Laura Carstensen, chair of the psychology department, says that Tsai’s work is helping fuel a push, both in medical and social science, away from the historical assumption that all bodies and minds behave the same way. “The broader importance for psychology is profound—she’s showing that some of the processes we presumed were basic human processes and tendencies are actually shaped by culture, so they are far more malleable than we thought.”

These differences are not inborn, but are learned very early in life, Tsai says. In one study Tsai asked American and Taiwanese preschoolers to choose between an “excited” smiley face with a wide-open mouth and a “calm” one with a smaller, single-line grin. European-American kids said the excited smile was happier and the one they would rather be, while Taiwanese kids chose the calm one. When read a story about two kids—one who splashed in the swimming pool while the other one floated in an inner tube, one who rocketed high and fast on the swings while the other swung slowly—most Taiwanese kids identified with the “calm” character, while most European-American kids chose the “excited” character.

Where do humans learn how “happy” feels? Well, pretty much everywhere, Tsai notes. Her work has examined all sorts of vehicles for teaching behavior, including children’s storybooks, fashion magazines and religious texts. In one study of American and Taiwanese children’s books, Tsai’s team analyzed how calm or excited the faces and body motion of the characters appeared, even measuring the size of their smiles. Bingo: American storybook characters are more rambunctious and smile wider than those in Taiwanese storybooks. Ditto women’s magazines; American glossies have more Julia Roberts smiles than Mona Lisa ones. Parsing contemporary Christian and Buddhist self-help books showed that the Christian ones more frequently urge readers to feel excitement, while the Buddhist ones mostly urge calm.

Next, Tsai’s lab will investigate other ethnic and socioeconomic groups, and examine how concepts of happiness change with age. In the meantime, Tsai says, her work serves to warn counselors against a one-size-fits-all approach to evaluating mental health. As she points out, many of the tools used to assess depression and anxiety are geared toward an extroverted, typically American concept of well-being—and that might not always be culturally appropriate.

Understanding how a patient conceives of “feeling good” can help therapists choose more fitting treatments and be better attuned to signs of recovery, which in turn encourages better patient compliance, Tsai says. For example, she points out, bipolar Americans are famously reluctant to take lithium, a powerful drug that flattens out the exhilarating “high” of the condition’s manic state. However, in Hong Kong, compliance is much better. Says Tsai, “I think it’s because [the medication] helps them achieve the calm that their culture wants them to feel.”

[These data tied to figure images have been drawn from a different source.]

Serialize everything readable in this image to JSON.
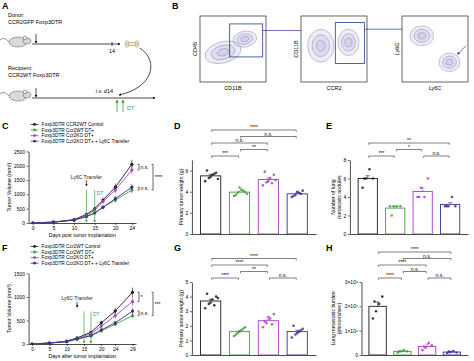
{
  "diagram": {
    "panel": "A",
    "donor_label": "Donor:",
    "donor_genotype": "CCR2GFP Foxp3DTR",
    "day_label": "14",
    "recipient_label": "Recipient:",
    "recipient_genotype": "CCR2WT Foxp3DTR",
    "injection_label": "i.v. d14",
    "treatment_label": "DT"
  },
  "flow_plots": {
    "panel": "B",
    "plots": [
      {
        "x_label": "CD11B",
        "y_label": "CD45"
      },
      {
        "x_label": "CCR2",
        "y_label": "CD11B"
      },
      {
        "x_label": "Ly6C",
        "y_label": "Ly6G"
      }
    ]
  },
  "chart_data": [
    {
      "panel": "C",
      "type": "line",
      "x_label": "Days post tumor implantation",
      "y_label": "Tumor Volume (mm³)",
      "x": [
        0,
        5,
        10,
        13,
        15,
        17,
        20,
        24
      ],
      "xlim": [
        -1,
        25
      ],
      "xticks": [
        0,
        5,
        10,
        15,
        20,
        24
      ],
      "ylim": [
        0,
        2500
      ],
      "yticks": [
        0,
        500,
        1000,
        1500,
        2000,
        2500
      ],
      "legend": "top",
      "series": [
        {
          "name": "Foxp3DTR CCR2WT Control",
          "color": "#1a1a1a",
          "marker": "circle",
          "values": [
            0,
            30,
            120,
            300,
            500,
            800,
            1250,
            2050
          ],
          "errors": [
            0,
            10,
            20,
            40,
            60,
            90,
            130,
            160
          ]
        },
        {
          "name": "Foxp3DTR Ccr2WT DT+",
          "color": "#3f9e3a",
          "marker": "circle",
          "values": [
            0,
            30,
            100,
            220,
            350,
            550,
            800,
            1150
          ],
          "errors": [
            0,
            8,
            15,
            30,
            40,
            60,
            90,
            120
          ]
        },
        {
          "name": "Foxp3DTR Ccr2KO DT+",
          "color": "#a542c0",
          "marker": "circle",
          "values": [
            0,
            30,
            110,
            270,
            450,
            750,
            1150,
            1850
          ],
          "errors": [
            0,
            9,
            18,
            35,
            50,
            80,
            110,
            150
          ]
        },
        {
          "name": "Foxp3DTR Ccr2KO DT+ + Ly6C Transfer",
          "color": "#3b2f8f",
          "marker": "circle",
          "values": [
            0,
            30,
            100,
            230,
            350,
            550,
            850,
            1250
          ],
          "errors": [
            0,
            8,
            15,
            30,
            40,
            60,
            90,
            120
          ]
        }
      ],
      "end_labels": [
        {
          "pair": [
            0,
            2
          ],
          "label": "n.s."
        },
        {
          "pair": [
            1,
            3
          ],
          "label": "n.s."
        },
        {
          "pair": [
            0,
            1
          ],
          "label": "****"
        }
      ],
      "annotations": [
        {
          "label": "Ly6C Transfer",
          "x": [
            13
          ],
          "color": "#1a1a1a"
        },
        {
          "label": "DT",
          "x": [
            13,
            15
          ],
          "color": "#3f9e3a"
        }
      ]
    },
    {
      "panel": "D",
      "type": "bar",
      "y_label": "Primary tumor weight (g)",
      "categories": [
        null,
        null,
        null,
        null
      ],
      "tick_labels": "y",
      "values": [
        5.5,
        3.96,
        5.15,
        3.8
      ],
      "errors": [
        0.15,
        0.1,
        0.15,
        0.1
      ],
      "points": [
        [
          5.0,
          5.3,
          5.6,
          5.8,
          6.0,
          5.4,
          5.7,
          5.2
        ],
        [
          3.6,
          3.9,
          4.2,
          4.0,
          3.7,
          4.4,
          4.1,
          3.8
        ],
        [
          4.6,
          4.9,
          5.3,
          5.6,
          5.9,
          5.0,
          4.8,
          5.1
        ],
        [
          3.5,
          3.7,
          3.9,
          4.1,
          3.6,
          4.0,
          3.8
        ]
      ],
      "colors": [
        "#1a1a1a",
        "#3f9e3a",
        "#a542c0",
        "#3b2f8f"
      ],
      "ylim": [
        0,
        7
      ],
      "yticks": [
        0,
        2,
        4,
        6
      ],
      "comparisons": [
        {
          "pair": [
            0,
            3
          ],
          "label": "****"
        },
        {
          "pair": [
            0,
            2
          ],
          "label": "n.s."
        },
        {
          "pair": [
            0,
            1
          ],
          "label": "***"
        },
        {
          "pair": [
            1,
            2
          ],
          "label": "**"
        },
        {
          "pair": [
            1,
            3
          ],
          "label": "n.s."
        }
      ]
    },
    {
      "panel": "E",
      "type": "bar",
      "y_label": [
        "Number of lung",
        "metastatic nodules"
      ],
      "categories": [
        null,
        null,
        null,
        null
      ],
      "tick_labels": "y",
      "values": [
        6,
        2.8,
        4.6,
        3.2
      ],
      "errors": [
        0.3,
        0.2,
        0.4,
        0.2
      ],
      "points": [
        [
          5,
          6,
          7,
          6,
          6
        ],
        [
          3,
          3,
          3,
          3,
          2
        ],
        [
          4,
          5,
          4,
          6,
          4
        ],
        [
          3,
          3,
          4,
          3,
          3
        ]
      ],
      "colors": [
        "#1a1a1a",
        "#3f9e3a",
        "#a542c0",
        "#3b2f8f"
      ],
      "ylim": [
        0,
        8
      ],
      "yticks": [
        0,
        2,
        4,
        6,
        8
      ],
      "comparisons": [
        {
          "pair": [
            0,
            3
          ],
          "label": "**"
        },
        {
          "pair": [
            0,
            1
          ],
          "label": "***"
        },
        {
          "pair": [
            1,
            2
          ],
          "label": "*"
        },
        {
          "pair": [
            2,
            3
          ],
          "label": "n.s."
        }
      ]
    },
    {
      "panel": "F",
      "type": "line",
      "x_label": "Days after tumor implantation",
      "y_label": "Tumor Volume (mm³)",
      "x": [
        0,
        5,
        10,
        13,
        17,
        20,
        24,
        29
      ],
      "xlim": [
        -1,
        30
      ],
      "xticks": [
        0,
        5,
        10,
        15,
        20,
        24,
        29
      ],
      "ylim": [
        0,
        1500
      ],
      "yticks": [
        0,
        500,
        1000,
        1500
      ],
      "legend": "top",
      "series": [
        {
          "name": "Foxp3DTR Ccr2WT Control",
          "color": "#1a1a1a",
          "marker": "circle",
          "values": [
            0,
            20,
            60,
            130,
            250,
            450,
            700,
            1100
          ],
          "errors": [
            0,
            5,
            10,
            20,
            30,
            50,
            70,
            100
          ]
        },
        {
          "name": "Foxp3DTR Ccr2WT DT+",
          "color": "#3f9e3a",
          "marker": "circle",
          "values": [
            0,
            20,
            50,
            100,
            170,
            280,
            420,
            600
          ],
          "errors": [
            0,
            5,
            8,
            15,
            20,
            30,
            40,
            60
          ]
        },
        {
          "name": "Foxp3DTR Ccr2KO DT+",
          "color": "#a542c0",
          "marker": "circle",
          "values": [
            0,
            20,
            55,
            120,
            220,
            380,
            600,
            900
          ],
          "errors": [
            0,
            5,
            9,
            18,
            25,
            40,
            60,
            90
          ]
        },
        {
          "name": "Foxp3DTR Ccr2KO DT+ + Ly6C Transfer",
          "color": "#3b2f8f",
          "marker": "circle",
          "values": [
            0,
            20,
            50,
            110,
            180,
            300,
            450,
            700
          ],
          "errors": [
            0,
            5,
            8,
            15,
            20,
            30,
            45,
            70
          ]
        }
      ],
      "end_labels": [
        {
          "pair": [
            0,
            2
          ],
          "label": "*"
        },
        {
          "pair": [
            1,
            3
          ],
          "label": "n.s."
        },
        {
          "pair": [
            0,
            1
          ],
          "label": "***"
        }
      ],
      "annotations": [
        {
          "label": "Ly6C Transfer",
          "x": [
            13
          ],
          "color": "#1a1a1a"
        },
        {
          "label": "DT",
          "x": [
            15,
            17
          ],
          "color": "#3f9e3a"
        }
      ]
    },
    {
      "panel": "G",
      "type": "bar",
      "y_label": "Primary tumor weight (g)",
      "categories": [
        null,
        null,
        null,
        null
      ],
      "tick_labels": "y",
      "values": [
        3.7,
        1.6,
        2.35,
        1.6
      ],
      "errors": [
        0.12,
        0.08,
        0.1,
        0.1
      ],
      "points": [
        [
          3.2,
          3.5,
          3.8,
          4.0,
          4.2,
          3.6,
          3.4,
          3.9
        ],
        [
          1.3,
          1.5,
          1.7,
          1.9,
          1.4,
          1.6,
          1.8
        ],
        [
          1.9,
          2.2,
          2.5,
          2.8,
          2.3,
          2.6,
          2.1
        ],
        [
          1.2,
          1.4,
          1.6,
          1.8,
          2.0,
          1.5,
          1.7
        ]
      ],
      "colors": [
        "#1a1a1a",
        "#3f9e3a",
        "#a542c0",
        "#3b2f8f"
      ],
      "ylim": [
        0,
        5
      ],
      "yticks": [
        0,
        1,
        2,
        3,
        4,
        5
      ],
      "comparisons": [
        {
          "pair": [
            0,
            1
          ],
          "label": "****"
        },
        {
          "pair": [
            0,
            2
          ],
          "label": "****"
        },
        {
          "pair": [
            0,
            3
          ],
          "label": "****"
        },
        {
          "pair": [
            1,
            2
          ],
          "label": "**"
        },
        {
          "pair": [
            2,
            3
          ],
          "label": "n.s."
        }
      ]
    },
    {
      "panel": "H",
      "type": "bar",
      "y_label": [
        "Lung metastatic burden",
        "(photons/sec)"
      ],
      "categories": [
        null,
        null,
        null,
        null
      ],
      "tick_labels": "y",
      "values": [
        2000000,
        150000,
        350000,
        120000
      ],
      "errors": [
        180000,
        30000,
        100000,
        30000
      ],
      "points": [
        [
          1500000,
          1800000,
          2100000,
          2400000,
          2200000
        ],
        [
          100000,
          150000,
          200000,
          150000,
          150000
        ],
        [
          200000,
          300000,
          500000,
          400000,
          350000
        ],
        [
          80000,
          120000,
          160000,
          100000,
          140000
        ]
      ],
      "colors": [
        "#1a1a1a",
        "#3f9e3a",
        "#a542c0",
        "#3b2f8f"
      ],
      "ylim": [
        0,
        3000000
      ],
      "yticks": [
        0,
        {
          "value": 1000000,
          "label": "1×10⁶"
        },
        {
          "value": 2000000,
          "label": "2×10⁶"
        },
        {
          "value": 3000000,
          "label": "3×10⁶"
        }
      ],
      "comparisons": [
        {
          "pair": [
            0,
            1
          ],
          "label": "****"
        },
        {
          "pair": [
            0,
            2
          ],
          "label": "****"
        },
        {
          "pair": [
            0,
            3
          ],
          "label": "****"
        },
        {
          "pair": [
            1,
            2
          ],
          "label": "n.s."
        },
        {
          "pair": [
            2,
            3
          ],
          "label": "n.s."
        },
        {
          "pair": [
            1,
            3
          ],
          "label": "n.s."
        }
      ]
    }
  ]
}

In an increasingly global society, Tsai’s work may have ramifications outside of the clinic. “We used to live in a world where our communities were quite homogeneous, and now we don’t,” Carstensen says. “All of us are going to start interacting with people shaped by different cultures. It’s going to inform political discussion and relationships.”

With the exception of the occasional pre-lecture caffeine jag, Tsai counts herself a calm-seeker, preferring yoga, meditation and soothing music. Yet she’s proof that different happiness ideals can coexist, even within a marriage. Last summer, as thrill-chasers are wont to do, her husband, sometime collaborator and fellow psych department assistant professor Brian Knutson, PhD ’93, scaled Mount Rainier. Tsai deadpans, “I stayed at the bottom.” Happily, of course.